Harpephyllum caffrum – Die Kaffern- oder Wild-Pflaume

 Seit etlichen Jahren pflege ich einen Kaffern-Pflaumenbaum, der ab Juli und bis weit in den August hinein blüht und essbare Früchte hervorbringt. Der Baum gehört zur Familie der Sumachgewächse oder Anacardiaceae.   

Die bekannteren Vertreter dieser Familie sind die namensgebende Cashew-Nuss, der Mangobaum, die Pistazie und der Essigbaum. Nur letzterer ist bei uns ausreichend winterhart und fast schon heimisch.  

Die Kaffernpflaume stammt aus Südafrika und wird dort vielseitig verwendet, sei es als Straßenbaum oder aber auch als Obstgehölz im Garten, der essbaren, etwas säuerlich schmeckendenen Früchte wegen.  

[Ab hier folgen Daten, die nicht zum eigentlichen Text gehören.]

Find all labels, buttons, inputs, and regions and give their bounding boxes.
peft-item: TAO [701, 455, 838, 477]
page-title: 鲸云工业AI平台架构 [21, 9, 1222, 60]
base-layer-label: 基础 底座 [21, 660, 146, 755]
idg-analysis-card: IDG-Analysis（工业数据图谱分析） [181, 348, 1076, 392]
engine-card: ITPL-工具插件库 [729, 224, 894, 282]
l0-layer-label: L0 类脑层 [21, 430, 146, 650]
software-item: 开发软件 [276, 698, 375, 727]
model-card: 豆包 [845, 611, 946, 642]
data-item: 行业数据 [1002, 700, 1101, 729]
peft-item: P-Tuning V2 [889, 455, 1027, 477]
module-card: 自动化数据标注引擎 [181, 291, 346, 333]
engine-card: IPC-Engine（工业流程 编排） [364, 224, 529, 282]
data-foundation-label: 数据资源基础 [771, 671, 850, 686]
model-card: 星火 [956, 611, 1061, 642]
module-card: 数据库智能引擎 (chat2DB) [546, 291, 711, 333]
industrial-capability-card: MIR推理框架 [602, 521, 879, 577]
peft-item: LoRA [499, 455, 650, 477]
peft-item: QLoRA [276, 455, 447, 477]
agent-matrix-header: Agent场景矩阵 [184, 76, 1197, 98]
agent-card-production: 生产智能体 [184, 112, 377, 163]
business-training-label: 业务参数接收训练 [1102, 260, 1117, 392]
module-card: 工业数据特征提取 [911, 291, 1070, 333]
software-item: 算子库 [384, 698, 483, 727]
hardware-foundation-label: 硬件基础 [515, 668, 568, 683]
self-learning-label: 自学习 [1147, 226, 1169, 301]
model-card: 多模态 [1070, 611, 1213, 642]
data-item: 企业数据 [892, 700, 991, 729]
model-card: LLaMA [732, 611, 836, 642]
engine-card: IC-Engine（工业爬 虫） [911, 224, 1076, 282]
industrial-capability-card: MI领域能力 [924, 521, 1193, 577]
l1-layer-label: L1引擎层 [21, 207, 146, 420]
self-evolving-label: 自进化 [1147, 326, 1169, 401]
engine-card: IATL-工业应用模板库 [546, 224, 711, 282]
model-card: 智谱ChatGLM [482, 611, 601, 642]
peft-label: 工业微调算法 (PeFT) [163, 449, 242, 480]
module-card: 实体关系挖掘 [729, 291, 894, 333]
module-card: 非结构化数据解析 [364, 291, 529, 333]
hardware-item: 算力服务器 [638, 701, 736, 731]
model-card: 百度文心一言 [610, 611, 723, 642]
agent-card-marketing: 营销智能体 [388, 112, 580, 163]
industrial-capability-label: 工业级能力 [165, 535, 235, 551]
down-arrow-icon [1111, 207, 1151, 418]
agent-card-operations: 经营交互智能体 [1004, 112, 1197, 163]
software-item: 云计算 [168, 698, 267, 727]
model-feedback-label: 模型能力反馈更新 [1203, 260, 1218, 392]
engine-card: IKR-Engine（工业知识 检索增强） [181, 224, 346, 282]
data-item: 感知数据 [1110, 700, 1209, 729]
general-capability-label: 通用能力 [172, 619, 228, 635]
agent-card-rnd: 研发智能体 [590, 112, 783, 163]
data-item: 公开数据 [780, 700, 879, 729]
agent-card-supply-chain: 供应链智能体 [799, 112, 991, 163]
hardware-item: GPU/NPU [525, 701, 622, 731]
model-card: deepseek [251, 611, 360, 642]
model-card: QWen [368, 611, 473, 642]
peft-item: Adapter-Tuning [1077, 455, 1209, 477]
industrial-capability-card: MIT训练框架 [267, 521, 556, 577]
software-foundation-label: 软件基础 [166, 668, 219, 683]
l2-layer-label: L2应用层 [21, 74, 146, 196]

Der Baum ist immergrün und in unseren Breiten im Freiland nicht winterhart. Wer über die entsprechenden Räumlichkeiten verfügt, könnte durchaus einen Kulturversuch wagen, denn die schöne unpaarig gefiederte und glänzende Belaubung macht die Kaffernpflaume zu einer attraktiven und auch pflegeleichten Kübelpflanze. Das Wachstum im Topf ist langsam. Interessant ist der regelmäßige und aufrechte Aufbau des Baumes. Gelegentliche Schnittmaßnahmen wirken sich nicht nachteilig aus. In den Sommermonaten kommt es in der Regel zu einem stärkeren Laubabwurf. Das sollte aber nicht beunruhigen, denn am heimatlichen Standort fällt dies in die Wintermonate.  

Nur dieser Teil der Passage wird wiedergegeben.